Говорил бы кто другой, Сашка бы вида не подал, что у него на душе. Но тут он вскочил, поддал сапогом аккуратно уложенную бухту шланга.
— «Каким я стал…», — зло передразнил Быкова. — В нокауте — все или философствуют, или стонут… Да еще полгода назад, когда ты что-то мог…
Леха тоже вскочил: зубы в оскале, глаза бешеные. Сашка даже полегчало: такого бригадира он знал, черт возьми, вот уже шесть лет… Тоски не было. Укором кольнула совесть — нечестный вышел удар. Угораздило же сорваться.
И Леха недотянул до прежнего: вместо соленой быковской брани что-то прохрипел, просипел, обмяк, снова сел и почти спокойно заявил:
— Рано списываешь, Саня. Цыплят, как говорится, у кассы считают.
И только непослушные узловатые пальцы его дрожали, неуклюже елозили по обертке, не могли выхватить сигарету из хрустящей пачки.
— Михалыч, ты опять здесь? — разбрасывая веер теней от ламп освещения, к ним шагал Индюк. — Здорово, Михалыч! Мне сказали, я было не поверил.
Голова у Индюка запрокинута назад. Между носом и козырьком каски узкая темная щель, оттуда чуть поблескивают глазки.
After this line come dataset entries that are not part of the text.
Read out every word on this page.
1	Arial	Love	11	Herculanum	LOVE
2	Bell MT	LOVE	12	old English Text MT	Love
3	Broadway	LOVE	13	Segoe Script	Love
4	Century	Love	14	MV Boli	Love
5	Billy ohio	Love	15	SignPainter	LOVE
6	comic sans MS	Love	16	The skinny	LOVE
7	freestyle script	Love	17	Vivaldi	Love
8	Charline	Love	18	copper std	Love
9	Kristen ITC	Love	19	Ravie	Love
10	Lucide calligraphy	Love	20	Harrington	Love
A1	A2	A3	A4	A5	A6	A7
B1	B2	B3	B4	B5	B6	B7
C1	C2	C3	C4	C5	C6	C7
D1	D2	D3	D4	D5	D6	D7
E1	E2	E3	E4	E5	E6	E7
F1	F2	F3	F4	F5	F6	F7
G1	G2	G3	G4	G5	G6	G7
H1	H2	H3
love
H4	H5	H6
— Раз уж ты вернулся, бери меня к себе. Нет больше терпежа работать у Петухова. Я ведь скоростник. — Проходчик осторожно снял каску, на лбу пламенела шишка величиной с половинку куриного яйца. — Видишь? Пока у тебя работал, старуха пыль сдувала, что ни сделаешь — все хорошо, что ни скажешь — все умно. А вчера прихожу домой с бутылкой, она выхватила — и по лбу…
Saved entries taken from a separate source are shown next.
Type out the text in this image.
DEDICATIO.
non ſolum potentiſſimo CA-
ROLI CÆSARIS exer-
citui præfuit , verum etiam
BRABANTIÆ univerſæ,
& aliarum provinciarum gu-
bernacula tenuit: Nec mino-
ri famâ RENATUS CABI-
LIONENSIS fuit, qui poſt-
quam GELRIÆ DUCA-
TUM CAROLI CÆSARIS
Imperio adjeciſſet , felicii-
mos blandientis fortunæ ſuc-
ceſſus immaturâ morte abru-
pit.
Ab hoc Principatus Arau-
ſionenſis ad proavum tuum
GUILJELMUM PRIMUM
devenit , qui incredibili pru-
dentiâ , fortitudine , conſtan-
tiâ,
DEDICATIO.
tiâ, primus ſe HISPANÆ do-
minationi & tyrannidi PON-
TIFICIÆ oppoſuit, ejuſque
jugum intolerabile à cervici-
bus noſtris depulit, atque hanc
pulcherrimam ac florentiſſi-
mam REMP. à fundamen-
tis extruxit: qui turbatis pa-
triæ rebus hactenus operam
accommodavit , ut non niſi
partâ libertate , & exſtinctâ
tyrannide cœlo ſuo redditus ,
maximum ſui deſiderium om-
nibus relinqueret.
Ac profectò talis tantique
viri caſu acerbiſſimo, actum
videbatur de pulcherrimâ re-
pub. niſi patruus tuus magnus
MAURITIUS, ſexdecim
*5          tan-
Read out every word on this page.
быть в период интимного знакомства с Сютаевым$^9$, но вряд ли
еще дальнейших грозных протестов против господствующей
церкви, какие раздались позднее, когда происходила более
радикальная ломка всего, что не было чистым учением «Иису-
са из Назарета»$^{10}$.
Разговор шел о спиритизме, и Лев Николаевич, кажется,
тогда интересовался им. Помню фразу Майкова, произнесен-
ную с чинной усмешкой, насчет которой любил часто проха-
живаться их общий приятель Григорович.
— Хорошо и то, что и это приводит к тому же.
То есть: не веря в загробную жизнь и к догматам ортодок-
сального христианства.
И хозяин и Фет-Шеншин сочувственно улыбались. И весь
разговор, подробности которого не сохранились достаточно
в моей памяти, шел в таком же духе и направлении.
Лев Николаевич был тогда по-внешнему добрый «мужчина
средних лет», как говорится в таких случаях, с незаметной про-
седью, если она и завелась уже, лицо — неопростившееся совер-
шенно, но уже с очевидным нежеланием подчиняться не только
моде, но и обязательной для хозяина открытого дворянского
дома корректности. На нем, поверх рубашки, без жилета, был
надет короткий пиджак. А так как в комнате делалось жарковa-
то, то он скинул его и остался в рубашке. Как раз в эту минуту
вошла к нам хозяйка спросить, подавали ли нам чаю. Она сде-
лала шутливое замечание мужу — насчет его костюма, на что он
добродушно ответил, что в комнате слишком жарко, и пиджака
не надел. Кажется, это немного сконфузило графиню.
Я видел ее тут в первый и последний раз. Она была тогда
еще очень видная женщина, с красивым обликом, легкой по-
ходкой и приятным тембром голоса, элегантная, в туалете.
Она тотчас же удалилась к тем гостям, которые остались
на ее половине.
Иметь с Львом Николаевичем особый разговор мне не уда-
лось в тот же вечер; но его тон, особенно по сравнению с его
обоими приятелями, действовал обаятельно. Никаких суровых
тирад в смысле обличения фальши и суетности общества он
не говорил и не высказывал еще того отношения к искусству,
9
Леха даже не усмехнулся, разглядывая шишку, спросил:
— Что там у Петухова? Тариф?
— Рудоспуск проходим. В плане. Я говорю, Быков за такую работу не меньше шестисот сорвал бы. А этот тихушник молчит. А то, что бригада из трехсот рублей не вылазит, ему до лампочки. — Косился Индюк на Кравцова, вроде извинялся, что ушел из бригады в трудное время. — Возьми к себе, Михалыч, ты меня знаешь: я так, как они, дурковать не умею. Скоро десять лет на шахте, а чтоб бригадир… — Индюк закашлялся. — Прикинь, мы только присядем, он сопит над ухом, только мы на работу — он к пенсионерам в слесарку чай пить и всю смену там треплется. Я так привык: бригадир впереди… А это разве работа?
Лучше я с тобой на тарифе сидеть буду.
Сашка ткнул Леху в плечо.
— Возьмем? Только пусть у Петуха шланги заначит, грузовой трос у нас совсем плохой, и переходы на полтора дюйма… А шишку чтобы покрасил..
— Зачем? И так возьмем, — не поддержал шутку Быков. — После смены зайдем к начальнику участка — не откажет.
Пора было идти за взрывчаткой. Сашка поднялся, не довольный, что Леха не хочет пошутить над Индюком. Тот угодливо суетился рядом, предлагая помочь.
— Иди, иди, Степан, — отмахнулся Быков. — Отдыхай, чего тебе ждать — наша смена только началась… Завтра выйдешь в день ко мне в бригаду, с начальником я сам все улажу.
Сашка усмехнулся, подумал, что Быков так не по-быковски вежлив с Индюком в отместку за его вспышку, спросил мирно, подтолкнув его плечом:
— Обиделся?
— Какая обида? — сказал бригадир, глядя вслед уходящему Индюку. — Что сделал, то и имею.
— Ну ты сегодня вообще… — присвистнул Сашка. — Ну ты, папа Карло, даешь…
В выработке замаячила фигура раздатчика с ящиком взрывчатки. Сашка подхватил брошенную им коробку, взвалил на плечо, зашагал в забой. Следом, по лужам, угрюмо хлюпал сапогами Леха Быков.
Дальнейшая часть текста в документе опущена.